Ecco: invece di farci raccontare dai magistrati che occorre limitare le nostre libertà perché ce ne siamo prese troppe, invece di ascoltare i politici che spacciano per spese antiterrorismo quelle devolute a un welfare maltravestito in organici pletorici e pluralità di sovrapposti corpi dello Stato, cerchiamo di batterci invece per avere una cultura e uan comunità dell’intelligence all’altezza delle tecnologie e competenze dei nostri tempi.

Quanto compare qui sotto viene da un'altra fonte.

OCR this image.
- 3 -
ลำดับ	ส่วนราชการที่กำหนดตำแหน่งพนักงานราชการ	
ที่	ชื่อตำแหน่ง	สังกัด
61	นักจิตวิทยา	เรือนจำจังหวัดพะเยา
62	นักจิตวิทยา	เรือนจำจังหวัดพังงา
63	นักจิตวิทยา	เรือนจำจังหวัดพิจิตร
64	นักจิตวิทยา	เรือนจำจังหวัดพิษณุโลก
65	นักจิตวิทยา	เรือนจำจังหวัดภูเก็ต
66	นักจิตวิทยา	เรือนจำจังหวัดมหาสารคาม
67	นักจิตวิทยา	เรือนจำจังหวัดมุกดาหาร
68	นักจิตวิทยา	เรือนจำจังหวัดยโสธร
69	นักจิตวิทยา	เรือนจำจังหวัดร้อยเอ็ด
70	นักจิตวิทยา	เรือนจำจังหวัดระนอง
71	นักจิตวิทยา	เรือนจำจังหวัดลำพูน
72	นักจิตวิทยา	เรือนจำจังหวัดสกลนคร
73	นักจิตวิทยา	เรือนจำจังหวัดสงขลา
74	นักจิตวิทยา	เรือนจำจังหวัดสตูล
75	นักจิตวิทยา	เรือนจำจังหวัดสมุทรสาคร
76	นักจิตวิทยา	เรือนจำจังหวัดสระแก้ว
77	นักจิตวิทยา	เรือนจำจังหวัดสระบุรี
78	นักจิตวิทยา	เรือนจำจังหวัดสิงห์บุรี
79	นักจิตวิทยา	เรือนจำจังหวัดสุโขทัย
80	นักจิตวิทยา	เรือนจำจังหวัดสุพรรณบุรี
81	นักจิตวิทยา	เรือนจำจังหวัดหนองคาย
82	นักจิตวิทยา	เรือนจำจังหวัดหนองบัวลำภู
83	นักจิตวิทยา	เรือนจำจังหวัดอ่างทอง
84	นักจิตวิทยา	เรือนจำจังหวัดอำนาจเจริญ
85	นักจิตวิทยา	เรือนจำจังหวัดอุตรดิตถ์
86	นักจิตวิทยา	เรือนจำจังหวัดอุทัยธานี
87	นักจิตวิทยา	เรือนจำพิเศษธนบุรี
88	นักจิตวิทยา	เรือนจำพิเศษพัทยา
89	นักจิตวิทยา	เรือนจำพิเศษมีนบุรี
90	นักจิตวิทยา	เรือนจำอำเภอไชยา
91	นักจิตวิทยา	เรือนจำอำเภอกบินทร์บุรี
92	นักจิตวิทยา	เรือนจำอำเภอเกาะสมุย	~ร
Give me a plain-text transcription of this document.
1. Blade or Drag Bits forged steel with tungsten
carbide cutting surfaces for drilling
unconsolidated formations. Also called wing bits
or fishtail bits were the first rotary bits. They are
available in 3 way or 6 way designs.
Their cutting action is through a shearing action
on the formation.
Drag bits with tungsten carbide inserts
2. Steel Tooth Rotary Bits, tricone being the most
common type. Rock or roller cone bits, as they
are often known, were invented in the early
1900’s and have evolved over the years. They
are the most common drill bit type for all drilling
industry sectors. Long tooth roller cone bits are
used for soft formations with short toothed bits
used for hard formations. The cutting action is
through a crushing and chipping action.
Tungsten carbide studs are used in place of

- Quanto al patto di stabilità europeo, di fatto a mio avviso siamo in presenza di un decesso seppur non dichiarato. Già si era capito di fronte all’inesistenza di margini di flessibilità del fiscal compact rispetto alle spese pubbliche addizionali necessarie per affrontare l’esplosione del fenomeno dei profughi, che le regole europee non tengono conto di imprevedibili ma gigantesche circostanze straordinarie che possono abbattersi sui paesi membri (sulla furbata renziana di chiedere l’attivazione di una clausola di flessibilità per l’imigrazione per usarla invece ad altri scopi, meglio stendere un pietoso velo). Se si aggiunge che i metodi per calcolare gli effetti del ciclo restano ancora tecnicamente aperti a letture diverse – per il governo italiano nel 2016 l’Italia rispetta la regole del rientro del debito, per Bruxelles non avverrà che nel 2017 o 2018, come si legge nella pagella emessa l’altroieri, con cui si rinvia ad aprile 2016 il giudizio sulla legge di stabilità– si comprende che in realtà il fiscal compact tanto temuto è diventata di fatto una coperta tirata da troppe parti. Inoltre, il visto di piena conformità già concesso intanto da Bruxelles al budget della Francia, che nel 2016 terrorismo a parte prevede comunque di restare a un deficit pubblico del 3,3-3,4% del PIL, rende chiaro che le obiezioni all’Italia lasceranno il tempo che trovano, visto che nel nostro caso il deficit programmato è nell’ordine dell’1% di PIL inferiore. Personalmente aggiungo: purtroppo, lasceranno il tempo che trovano. Perché condivido dalla prima all’ultima parola i rilievi critici mossi d Bruxelles al governo Renzi: aver abbandonato di fatto una qualunque strategia ambiziosa di revisione della spesa, aver destinato ai tagli IMU-TASi quanto era meglio concentrare su sgravi a imprese-lavoro, nonché l’indifferenza sostanziale a un gigantesco debito pubblico che potrebbe presto tornare a rivelarsi assai più caro, se guardiamo ai rischi finanziari potenziali di un mondo che rallenta, in cui la FED rialza i tassi, e con i BRICS piantati ma indebitato in dollari.